Avec un mélange d’eau froide et d’eau chaude, on pourra certainement produire des effets de mirage analogues à ceux qu’on obtient avec différents liquides diaphanes. Il suffirait, je pense, de chauffer l’eau par le haut, afin que les bulles n’en troublent pas la transparence.

Nous ne pouvons terminer cette revue sommaire sans protester contre deux erreurs des physiciens. La première, de beaucoup la moins grave, est de croire que les rayons lumineux suivent forcément une ligne régulière, mais, d’après ce qui précède, on peut voir qu’ils peuvent suivre une trajectoire quelconque comme le représente par exemple la figure 3, où le rayon lumineux est représenté par la ligne LMNR.
Fig. 3.
Cette trajectoire n’a rien pour la définir que les lois infiniment variables de la répartition dû la quantité d’humidité et de la quantité de chaleur. La seconde, beaucoup plus grave, c’est de s’imaginer qu’il y a dans les lois de la réfraction une sorte de compensation, telle qu’on n’est pas obligé de tenir compte de l’état hygrométrique de l’air, car, si la vapeur d’eau introduit un pouvoir réfringent plus grand, elle produit, d’autre part, une raréfaction de l’air ; cette chimérique compensation, imaginée par suite d’expériences incomplètes de Biot et d’Arago, est ruinée par les phénomènes de mirage. L’expérience suivante de Wollaston, qu’il est facile de répéter, ne laisse point de prise au plus léger doute. En faisant évaporer de l’eau sur une plaque de dix pieds de longueur, et en visant un objet éloigné lumineux, on voit un déplacement appréciable : l’image est relevée (Fig. 4).
Fig. 4. — Mirage artificiel de Wollaston.

Ces phénomènes se constatent mieux, en faisant évaporer de l’alcool et surtout de l’éther répandus sur une planche ou une plaque de verre de dimension moindre. En augmentant la rapidité de l’évaporation, on s’aperçoit facilement que la déviation augmente. Les images interverties, vues au-dessus de la mer à petite distance, n’ont point d’autre cause. C’est un phénomène analogue à celui qu’on produit artificiellement avec une petite quantité d’éther, et qui dans la nature demande un espace beaucoup plus grand, parce que la différence du pouvoir réfringent de la vapeur d’eau et de l’air est infiniment plus faible que celle de l’air et de l’éther vaporisé.

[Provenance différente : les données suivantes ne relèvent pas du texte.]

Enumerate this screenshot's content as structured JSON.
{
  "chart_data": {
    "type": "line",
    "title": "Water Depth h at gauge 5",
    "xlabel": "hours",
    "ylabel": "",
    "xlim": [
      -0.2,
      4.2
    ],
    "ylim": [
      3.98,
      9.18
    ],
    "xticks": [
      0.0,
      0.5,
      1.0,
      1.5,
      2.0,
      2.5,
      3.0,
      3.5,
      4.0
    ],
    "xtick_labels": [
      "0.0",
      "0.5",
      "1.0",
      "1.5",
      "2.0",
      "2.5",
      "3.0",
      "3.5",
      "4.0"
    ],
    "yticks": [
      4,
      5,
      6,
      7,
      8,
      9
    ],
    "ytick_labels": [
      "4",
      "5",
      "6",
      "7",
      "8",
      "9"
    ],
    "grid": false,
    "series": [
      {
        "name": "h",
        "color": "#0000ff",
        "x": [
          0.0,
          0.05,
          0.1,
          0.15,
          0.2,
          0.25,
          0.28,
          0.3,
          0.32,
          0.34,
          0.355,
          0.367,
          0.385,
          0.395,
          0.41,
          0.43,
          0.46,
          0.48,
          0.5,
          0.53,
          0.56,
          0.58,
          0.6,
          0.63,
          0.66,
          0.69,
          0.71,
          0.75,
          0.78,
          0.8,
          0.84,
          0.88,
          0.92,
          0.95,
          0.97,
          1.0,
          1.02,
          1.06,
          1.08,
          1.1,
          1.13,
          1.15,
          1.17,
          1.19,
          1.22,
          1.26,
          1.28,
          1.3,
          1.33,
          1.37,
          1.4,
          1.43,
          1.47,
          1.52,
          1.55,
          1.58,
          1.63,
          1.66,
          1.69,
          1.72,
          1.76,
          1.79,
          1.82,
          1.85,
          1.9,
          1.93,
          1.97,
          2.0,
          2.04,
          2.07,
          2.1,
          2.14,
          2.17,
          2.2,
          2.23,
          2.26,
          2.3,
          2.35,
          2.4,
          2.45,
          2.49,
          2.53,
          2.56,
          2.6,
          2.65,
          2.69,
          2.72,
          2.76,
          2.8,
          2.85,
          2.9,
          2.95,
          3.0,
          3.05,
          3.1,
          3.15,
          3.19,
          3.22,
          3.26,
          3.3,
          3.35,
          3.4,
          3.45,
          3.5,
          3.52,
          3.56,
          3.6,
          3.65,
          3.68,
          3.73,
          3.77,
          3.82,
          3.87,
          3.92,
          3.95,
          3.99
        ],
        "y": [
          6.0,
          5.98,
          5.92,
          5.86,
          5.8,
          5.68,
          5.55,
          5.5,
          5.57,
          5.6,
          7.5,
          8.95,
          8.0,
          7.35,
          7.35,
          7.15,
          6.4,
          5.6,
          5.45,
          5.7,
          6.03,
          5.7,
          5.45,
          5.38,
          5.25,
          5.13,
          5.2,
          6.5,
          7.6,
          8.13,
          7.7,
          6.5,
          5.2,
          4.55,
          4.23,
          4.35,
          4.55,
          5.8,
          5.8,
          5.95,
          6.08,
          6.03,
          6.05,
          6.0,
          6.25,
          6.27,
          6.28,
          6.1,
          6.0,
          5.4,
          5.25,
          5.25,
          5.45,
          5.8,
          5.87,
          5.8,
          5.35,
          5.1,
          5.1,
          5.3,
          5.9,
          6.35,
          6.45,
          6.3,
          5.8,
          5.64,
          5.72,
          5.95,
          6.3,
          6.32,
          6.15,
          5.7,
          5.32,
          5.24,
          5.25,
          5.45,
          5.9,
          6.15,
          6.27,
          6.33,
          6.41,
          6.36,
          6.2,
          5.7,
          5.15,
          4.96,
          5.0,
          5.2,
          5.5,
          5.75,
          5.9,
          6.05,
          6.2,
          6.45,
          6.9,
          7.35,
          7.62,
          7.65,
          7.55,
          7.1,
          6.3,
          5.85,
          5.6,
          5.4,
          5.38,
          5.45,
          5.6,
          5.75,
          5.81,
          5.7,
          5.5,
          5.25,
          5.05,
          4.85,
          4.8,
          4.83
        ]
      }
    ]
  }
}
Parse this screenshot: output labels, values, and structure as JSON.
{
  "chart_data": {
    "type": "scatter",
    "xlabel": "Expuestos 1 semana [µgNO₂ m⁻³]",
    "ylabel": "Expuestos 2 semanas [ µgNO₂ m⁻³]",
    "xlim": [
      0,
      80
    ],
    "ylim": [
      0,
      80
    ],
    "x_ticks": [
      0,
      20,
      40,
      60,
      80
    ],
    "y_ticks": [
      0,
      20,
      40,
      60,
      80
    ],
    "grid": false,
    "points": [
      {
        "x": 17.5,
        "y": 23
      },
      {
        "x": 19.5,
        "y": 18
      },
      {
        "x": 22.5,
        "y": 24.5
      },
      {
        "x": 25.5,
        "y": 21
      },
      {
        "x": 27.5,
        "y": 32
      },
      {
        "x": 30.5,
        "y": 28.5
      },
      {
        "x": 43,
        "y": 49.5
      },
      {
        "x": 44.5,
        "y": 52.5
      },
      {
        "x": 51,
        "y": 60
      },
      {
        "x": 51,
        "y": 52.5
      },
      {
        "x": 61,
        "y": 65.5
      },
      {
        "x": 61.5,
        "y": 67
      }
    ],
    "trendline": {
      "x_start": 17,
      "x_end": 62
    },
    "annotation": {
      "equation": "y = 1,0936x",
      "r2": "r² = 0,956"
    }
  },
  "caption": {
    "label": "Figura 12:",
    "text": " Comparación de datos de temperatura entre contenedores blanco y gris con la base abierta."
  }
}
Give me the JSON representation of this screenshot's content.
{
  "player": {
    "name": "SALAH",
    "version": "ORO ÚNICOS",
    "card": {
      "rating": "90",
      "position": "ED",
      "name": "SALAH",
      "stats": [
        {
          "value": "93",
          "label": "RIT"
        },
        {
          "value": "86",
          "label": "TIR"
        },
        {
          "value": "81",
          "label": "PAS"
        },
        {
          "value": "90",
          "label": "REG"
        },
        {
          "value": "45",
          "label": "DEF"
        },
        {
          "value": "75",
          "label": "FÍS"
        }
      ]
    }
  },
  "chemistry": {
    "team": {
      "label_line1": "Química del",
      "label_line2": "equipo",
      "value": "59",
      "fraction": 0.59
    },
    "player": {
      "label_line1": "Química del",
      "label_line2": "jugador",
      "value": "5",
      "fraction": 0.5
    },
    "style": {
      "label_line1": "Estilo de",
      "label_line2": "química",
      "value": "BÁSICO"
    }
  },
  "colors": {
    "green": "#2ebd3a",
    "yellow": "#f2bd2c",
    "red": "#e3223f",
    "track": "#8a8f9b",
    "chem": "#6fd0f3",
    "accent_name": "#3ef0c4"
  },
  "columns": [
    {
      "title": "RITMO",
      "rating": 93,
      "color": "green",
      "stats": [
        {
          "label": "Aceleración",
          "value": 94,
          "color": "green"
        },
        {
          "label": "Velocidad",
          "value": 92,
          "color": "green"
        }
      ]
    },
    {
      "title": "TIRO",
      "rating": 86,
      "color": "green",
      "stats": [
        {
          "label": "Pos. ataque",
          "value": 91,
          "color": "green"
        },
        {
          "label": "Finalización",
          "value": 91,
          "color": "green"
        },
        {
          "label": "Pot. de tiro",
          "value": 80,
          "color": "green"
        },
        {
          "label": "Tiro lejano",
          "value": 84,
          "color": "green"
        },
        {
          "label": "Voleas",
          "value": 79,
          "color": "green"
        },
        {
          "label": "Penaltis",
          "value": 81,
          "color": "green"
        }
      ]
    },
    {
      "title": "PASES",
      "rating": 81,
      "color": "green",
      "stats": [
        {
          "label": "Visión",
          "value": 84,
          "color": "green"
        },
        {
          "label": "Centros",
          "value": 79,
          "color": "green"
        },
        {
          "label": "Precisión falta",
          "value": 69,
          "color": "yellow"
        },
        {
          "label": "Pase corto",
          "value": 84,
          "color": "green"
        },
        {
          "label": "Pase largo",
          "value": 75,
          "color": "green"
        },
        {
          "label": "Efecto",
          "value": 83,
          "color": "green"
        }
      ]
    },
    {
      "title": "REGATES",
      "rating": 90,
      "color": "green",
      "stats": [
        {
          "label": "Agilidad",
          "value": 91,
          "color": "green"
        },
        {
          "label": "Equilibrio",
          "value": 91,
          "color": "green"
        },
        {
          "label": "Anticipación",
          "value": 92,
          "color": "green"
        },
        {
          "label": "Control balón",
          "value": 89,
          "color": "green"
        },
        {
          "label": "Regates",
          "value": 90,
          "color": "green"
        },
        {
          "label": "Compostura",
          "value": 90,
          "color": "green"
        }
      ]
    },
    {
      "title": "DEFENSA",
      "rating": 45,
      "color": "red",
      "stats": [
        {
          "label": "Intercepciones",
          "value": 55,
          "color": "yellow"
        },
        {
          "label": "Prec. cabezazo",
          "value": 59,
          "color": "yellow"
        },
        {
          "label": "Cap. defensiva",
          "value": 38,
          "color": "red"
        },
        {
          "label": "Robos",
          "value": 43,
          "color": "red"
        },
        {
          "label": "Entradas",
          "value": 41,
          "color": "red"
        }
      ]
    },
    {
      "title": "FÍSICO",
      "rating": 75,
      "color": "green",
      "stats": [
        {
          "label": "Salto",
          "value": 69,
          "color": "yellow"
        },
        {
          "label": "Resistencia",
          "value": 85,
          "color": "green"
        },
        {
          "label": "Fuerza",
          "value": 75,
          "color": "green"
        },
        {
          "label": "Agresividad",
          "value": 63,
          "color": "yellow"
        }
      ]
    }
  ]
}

Nous terminerons en faisant remarquer que bien des fois, dans les opérations géodésiques, on a aperçu des changements dans le résultat des visées pour les points lointains. Nous avons même lu, quelque part, qu’on se proposait de tirer des conclusions météorologiques de ces déplacements des images. Nous serons heureux de voir qu’on donne suite à un projet si utile, non-seulement pour le progrès de la géodésie, mais encore pour celui de la physique elle-même, car les circonstances multiples dans lesquelles se produisent les mirages ne tarderont point à être élucidées.
W. de Fonvielle.


  1. Cette gravure est reproduite d’après un livre, très-rare et très-ancien, intitulé : Prodigiorum ac ostentorum chronicon, MDLVII dû à Lycosthène. Nous aurons l’occasion de parler très-prochainement de cet ancien ouvrage.